Group B streptococcus (GBS) or Streptococcus agalactiae is a β-hemolytic, Gram-positive bacterium that is a leading cause of neonatal infections. GBS commonly colonizes the lower gastrointestinal and genital tracts and, during pregnancy, neonates are at risk of infection. Although intrapartum antibiotic prophylaxis during labor and delivery has decreased the incidence of early-onset neonatal infection, these measures do not prevent ascending infection that can occur earlier in pregnancy leading to preterm births, stillbirths, or late-onset neonatal infections. Prevention of GBS infection in pregnancy is complex and is likely influenced by multiple factors, including pathogenicity, host factors, vaginal microbiome, false-negative screening, and/or changes in antibiotic resistance. A deeper understanding of the mechanisms of GBS infections during pregnancy will facilitate the development of novel therapeutics and vaccines. Here, we summarize and discuss important advancements in our understanding of GBS vaginal colonization, ascending infection, and preterm birth.

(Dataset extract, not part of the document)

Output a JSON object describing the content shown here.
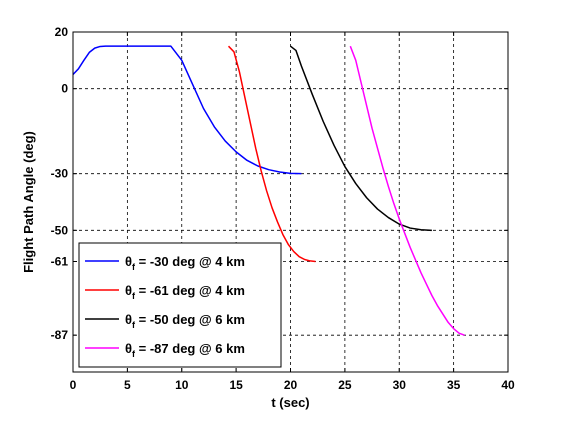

Keywords: Group B streptococcus; ascending infection; perinatal; preterm birth; vaginal colonization infection.

Figure 1. Ascending GBS infection

GBS vaginal colonization increases the risk of ascending infection during pregnancy. Ascending GBS infection during pregnancy involves bacterial trafficking from the vagina ultimately leading to bacterial invasion of placental membranes (chorion and amnion), the amniotic cavity and fetus. GBS express a number of virulence factors that promote vaginal colonization, adhesion and invasion of host cells, activation of inflammatory responses or conversely for suppression of inflammatory responses (see Table 1 and Figure 2). These factors increase the risk of ascending infection, fetal injury or preterm birth.

Figure 2. GBS Interaction with Innate Immune Cells During Genital Infection

Upon primary vaginal colonization, vaginal-resident mast cells are activated and de-granulated through the hemolytic activity of the GBS pigment. De-granulation leads to the release of inflammatory mediators, including IL-6, IL-8, TNFα, and histamine, which in turn recruits other immune cells, such as neutrophils and macrophages, to aid in bacterial clearance [69]. Neutrophils clear GBS through phagocytosis and extrusion of NETs [67]. Additionally, GBS activates the NLRP3 inflammasome in neutrophils, leading to secretion of IL-1β, as well as other inflammatory cytokines. GBS are able to use the pigment to prevent phagocytic death through sequestration of reactive oxygen species [66], and to avoid being killed by NETs [39]. Macrophages also aid in GBS clearance through phagocytosis. GBS, in turn, activate the NLRP3 inflammasome in macrophages through membrane permeabilization by pigment, leading to pyroptosis and fetal damage during pregnancy [46].